In deze zaak gaat het om een hoger beroep van de man tegen een beschikking van de rechtbank Amsterdam, waarin zijn verzoek om wijziging van de alimentatiebijdrage voor de kosten van verzorging en opvoeding van zijn kinderen werd afgewezen. De man, die in België woont, stelde dat zijn inkomen na het faillissement van zijn voormalige werkgever aanzienlijk was gedaald, waardoor hij niet meer in staat was om de eerder vastgestelde bijdrage van € 265,- per kind per maand te voldoen. De rechtbank had hem niet-ontvankelijk verklaard in zijn verzoek, omdat hij onvoldoende inzicht had gegeven in zijn financiële situatie.
De man heeft in hoger beroep aanvullende stukken ingediend en zijn financiële situatie toegelicht. Hij stelde dat hij sinds augustus 2009 geen salaris meer ontving van zijn voormalige werkgever en dat hij in België geen recht had op een werkloosheidsuitkering. Het hof heeft vastgesteld dat de man in 2009 nog steeds in staat was om de alimentatiebijdrage te voldoen, maar dat hij in 2011 en 2012 wel degelijk een wijziging in zijn inkomen had ervaren. Het hof heeft de draagkracht van de man beoordeeld en vastgesteld dat hij vanaf 1 januari 2011 een bijdrage van € 40,- per kind per maand kan betalen.

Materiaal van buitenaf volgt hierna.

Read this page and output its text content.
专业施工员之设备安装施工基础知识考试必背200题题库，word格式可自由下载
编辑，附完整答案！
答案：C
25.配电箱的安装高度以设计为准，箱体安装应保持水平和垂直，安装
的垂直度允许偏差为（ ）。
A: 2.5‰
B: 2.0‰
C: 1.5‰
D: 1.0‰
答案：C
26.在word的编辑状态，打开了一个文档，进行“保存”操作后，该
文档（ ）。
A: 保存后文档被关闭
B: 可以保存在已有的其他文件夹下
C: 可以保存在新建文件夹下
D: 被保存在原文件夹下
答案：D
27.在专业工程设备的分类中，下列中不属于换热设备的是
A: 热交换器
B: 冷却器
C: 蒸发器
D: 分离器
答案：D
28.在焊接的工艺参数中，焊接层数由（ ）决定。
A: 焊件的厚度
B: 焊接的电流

De beslissing van het hof houdt in dat de eerdere beschikking van de rechtbank wordt vernietigd voor zover deze betrekking heeft op de alimentatiebijdrage, en dat de man vanaf 1 januari 2011 een lagere bijdrage moet betalen. De beschikking is uitvoerbaar bij voorraad verklaard, wat betekent dat de man de nieuwe alimentatiebijdrage direct moet voldoen, ondanks eventuele verdere rechtszaken.